A Division Bench of Justices R. Sudhakar and V.M. Velumani directed Forest Department officials to file a report by Monday listing out steps taken by them pursuant to interim directions issued by the court on a public interest litigation petition on February 27 last year.
The interim order stated that the authorities concerned should take steps to annihilate exotic species such as wattle and eucalyptus that had invaded marshes, Shola forests and grasslands on the Western Ghats and formulate a comprehensive scheme for restoration of Shola forests.

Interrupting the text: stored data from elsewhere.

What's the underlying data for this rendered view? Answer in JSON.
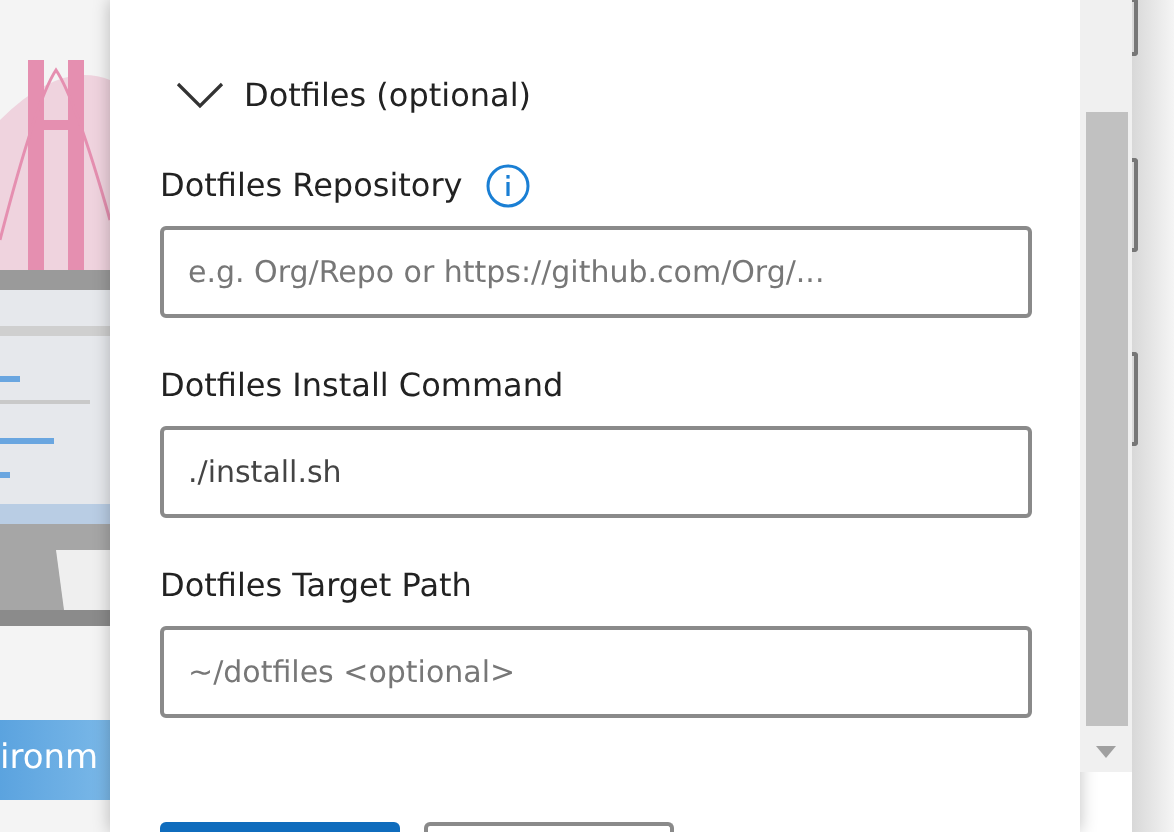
{
  "background": {
    "banner_text": "ironm"
  },
  "section": {
    "title": "Dotfiles (optional)",
    "expanded": true
  },
  "fields": [
    {
      "label": "Dotfiles Repository",
      "info": true,
      "placeholder": "e.g. Org/Repo or https://github.com/Org/..."
    },
    {
      "label": "Dotfiles Install Command",
      "info": false,
      "value": "./install.sh"
    },
    {
      "label": "Dotfiles Target Path",
      "info": false,
      "placeholder": "~/dotfiles <optional>"
    }
  ],
  "buttons": [
    {
      "kind": "primary"
    },
    {
      "kind": "secondary"
    }
  ]
}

Special Government Pleader M. Govindan informed the court that pursuant to the interim order, a meeting of forest and revenue officials was convened on March 18 last year by the then Additional Chief Secretary and an expert committee was formed to study wattle and eucalyptus menace. According to proceedings issued by the Principal Chief Conservator of Forests on March 26, 2014, the expert committee was to be headed by the then Chief Conservator of Forests (Research) Basavaraju, he said and urged the court to give some more time for the committee to file its report.
On the other hand, PIL petitioner’s counsel T. Lajapathi Roy contended that the forest officials were hesitating to annihilate the eucalyptus and wattle trees by misinterpreting an order passed by the Supreme Court on November 25, 2005 with respect to removal of dead and wind fallen trees.

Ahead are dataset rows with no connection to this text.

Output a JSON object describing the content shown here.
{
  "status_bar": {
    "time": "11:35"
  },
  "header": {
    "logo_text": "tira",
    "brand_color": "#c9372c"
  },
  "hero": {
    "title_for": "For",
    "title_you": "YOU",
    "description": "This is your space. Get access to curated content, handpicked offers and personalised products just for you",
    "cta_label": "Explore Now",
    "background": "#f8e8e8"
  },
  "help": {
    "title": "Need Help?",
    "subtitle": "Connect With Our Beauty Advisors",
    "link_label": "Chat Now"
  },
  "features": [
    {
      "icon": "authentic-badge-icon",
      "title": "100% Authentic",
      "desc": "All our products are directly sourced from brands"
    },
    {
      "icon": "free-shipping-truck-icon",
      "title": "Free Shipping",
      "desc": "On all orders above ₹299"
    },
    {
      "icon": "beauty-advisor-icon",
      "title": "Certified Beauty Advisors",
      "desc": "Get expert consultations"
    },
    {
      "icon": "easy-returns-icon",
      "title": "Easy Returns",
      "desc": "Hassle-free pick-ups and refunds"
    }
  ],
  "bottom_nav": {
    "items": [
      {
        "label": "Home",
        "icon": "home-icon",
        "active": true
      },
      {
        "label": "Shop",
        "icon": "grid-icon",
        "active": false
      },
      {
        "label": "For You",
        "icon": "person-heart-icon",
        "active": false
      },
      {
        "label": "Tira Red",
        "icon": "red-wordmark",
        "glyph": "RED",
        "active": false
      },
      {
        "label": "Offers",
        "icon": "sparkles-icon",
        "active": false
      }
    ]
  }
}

After hearing both sides, the Division Bench directed the government pleader as well as petitioner’s counsel to submit all relevant documents including the 2005 apex court order on Monday and said that it would hear the case on a weekly basis and issue appropriate directions.
They also permitted advocate Sadiq Raja, counsel for an intervening petitioner, to submit his arguments since he apprehended that the forest department officials might use the annihilated wattle and eucalyptus trees for commercial purpose.